In one of the most astounding situations in the financial world, Max-Herve George has a way to invest with 20-20 hindsight.
The Fixed Price Arbitrage Life Insurance Contract was agreed to by a company that evolved into Aviva France. The plans, once not uncommon in France, were sometimes offered to wealthier clients in an era when instantly looking up an asset's performance and then placing an order were not quick tasks, the FT said. As firms began to appreciate the danger of these deals, they were able to entice most clients to take cheap buyouts in exchange for different plans, it said. George has been fighting Aviva's bid to end the arrangement.
George's father bought policies for the family in 1997, depositing 50,000 French francs (almost 8,000 euros or $8,900) for his son. After switching money to the best fund every week, George has now amassed a huge fortune: A 2007 report valued the family's investments at about 21 million euros, with 1.4 million euros belonging to Max-Herve alone, the FT reported.
Assuming a constant rate of growth, the publication estimated that George's fortune could be near €93 million.
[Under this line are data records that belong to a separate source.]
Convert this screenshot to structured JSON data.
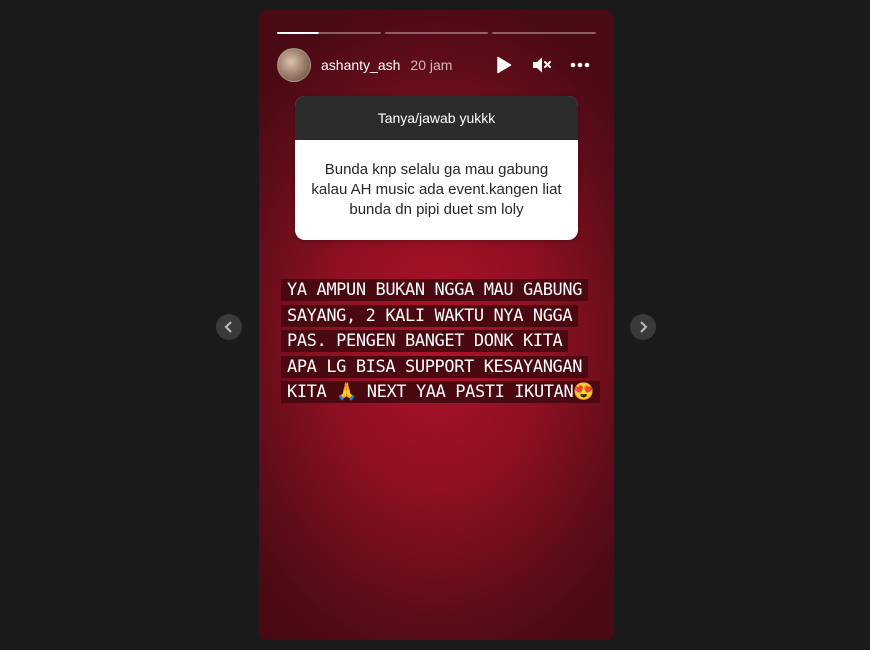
{
  "story": {
    "username": "ashanty_ash",
    "time": "20 jam",
    "progress_segments": 3,
    "current_segment": 0
  },
  "question_box": {
    "title": "Tanya/jawab yukkk",
    "question": "Bunda knp selalu ga mau gabung kalau AH music ada event.kangen liat bunda dn pipi duet sm loly"
  },
  "answer": {
    "text": "YA AMPUN BUKAN NGGA MAU GABUNG SAYANG, 2 KALI WAKTU NYA NGGA PAS. PENGEN BANGET DONK KITA APA LG BISA SUPPORT KESAYANGAN KITA 🙏 NEXT YAA PASTI IKUTAN😍"
  },
  "controls": {
    "play_icon": "play-icon",
    "mute_icon": "mute-icon",
    "more_icon": "more-icon"
  },
  "colors": {
    "background": "#1a1a1a",
    "story_red": "#8d1022",
    "answer_highlight": "#4a0810"
  }
}
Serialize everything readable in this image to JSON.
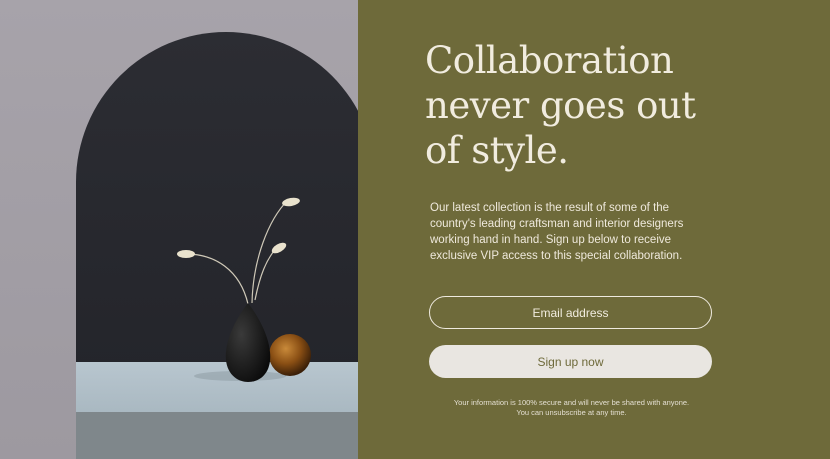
{
  "hero": {
    "headline": "Collaboration never goes out of style.",
    "body": "Our latest collection is the result of some of the country's leading craftsman and interior designers working hand in hand. Sign up below to receive exclusive VIP access to this special collaboration."
  },
  "form": {
    "email_placeholder": "Email address",
    "email_value": "",
    "submit_label": "Sign up now"
  },
  "disclaimer": {
    "line1": "Your information is 100% secure and will never be shared with anyone.",
    "line2": "You can unsubscribe at any time."
  },
  "colors": {
    "panel_bg": "#6e6a3a",
    "text": "#efeadf",
    "button_bg": "#e9e6e1",
    "arch": "#2c2d33"
  }
}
Aviva France is working to have the policy changed in court, telling the FT in a statement that "Aviva France strongly contests this compensation claim and believes that the Court will rule against the speculative and excessive compensation levels being sought."
George told the FT: "With 64 decisions in favor the jurisprudence is a reality. ... After everything I just want to go for the maximum of justice. I don't want money, I just want my contract."